When traveling would you book a room at a hotel if all you could get was a promise that it is very likely you will have a room when you arrive?  High quality A/V streams or critical control streams require a reservation, just like individuals require a hotel reservation.  The IEEE created Stream Reservation Protocol (SRP) to provide those reservations, because simple preferential treatment that existing reservation techniques could provide was not good enough.  In a dynamic system, devices request network resource needs with SRP and the entire network path is configured to provide the bandwidth needed. This bandwidth is allocated to the stream data and all other traffic may use the remaining bandwidth.
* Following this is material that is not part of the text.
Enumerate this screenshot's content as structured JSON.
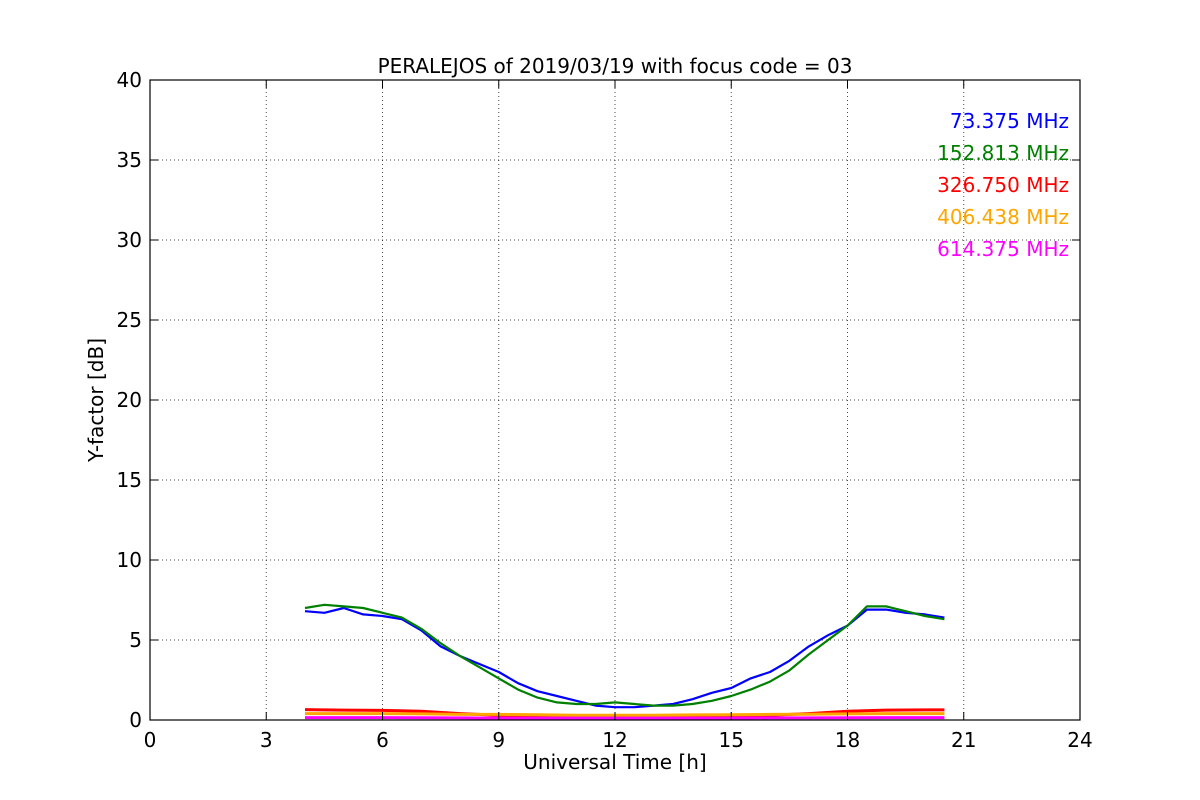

This protection along with the traffic shaping provided by the AVB Credit-Based Shaper prevents network congestion that could result in packet loss and delivery delays.  SRP establishes loss-less bounded latency reservations across multiple network topologies and automatically configures the associated hardware queues, packet forwarding and VLAN configuration.  In addition, should the bandwidth not be available for the new stream, error reporting is sent back to the requester so that the system operator can diagnose any issued. In the unfortunate event of an emergency situation such as a 911 phone call or a fire/health safety announcement the “network” will automatically remove other reservations so the emergency announcements can be made immediately, without requiring the time-consuming delays associated with negotiations among all the non-emergency end stations to make bandwidth available on the network.

AVB/TSN networks can provide these reservations dynamically with as described above with SRP or statically. In a static system the switched are pre-configured at boot up with the reservations. While this loses some flexibility, it can speed startup time and can be useful for non-varying systems like automotive or industrial.

Detailed Features

1. No congestion loss: ensures no congestion loss because of SRP built-in admission control and the direct mapping of reserved traffic onto higher priority hardware egress queues that only process reserved traffic.  SRP was created because the simple preferential (optimized) stream treatment provided by existing reservation protocols was determined to be not good enough.  SRP ensures delivery and maximum latency.  Qav shaper replaces strict priority shapers so congestion does not occur in the network core, and the Qav shaper will enforce the reservation’s bandwidth usage.  End stations don’t need big buffers to solve congestion problems.

2. Reserved traffic protection: Protects AVB-cloud by remapping non-AVB traffic that tries to use AVB priorities onto non-AVB priorities.  This makes sure non-AVB traffic do not end up in the Bridge’s AVB hardware egress queues.

3. Simple configuration: No bridge configuration required to achieve this high level of QoS.  SRP discovers the path and configures the hardware, all via a simple Talker and Listener packet exchange.  This hardware configuration includes shaper setup as well as packet forwarding and VLAN configuration.

4. Diagnostic information: SRP also provides diagnostic information when a reservation cannot be created (i.e. when admission is denied).

5. Packet identification: The three-bit PCP code in the 802.3 header along with the stream destination address is all that is required for no congestion loss packet forwarding.

6. Multiple network technology support: SRP is a single protocol that works across wired, wireless and MoCA.

7. Emergency traffic: The “network” is allowed to tear down existing reservations so an emergency stream (think 911 phone call or safety announcement) can be immediately established.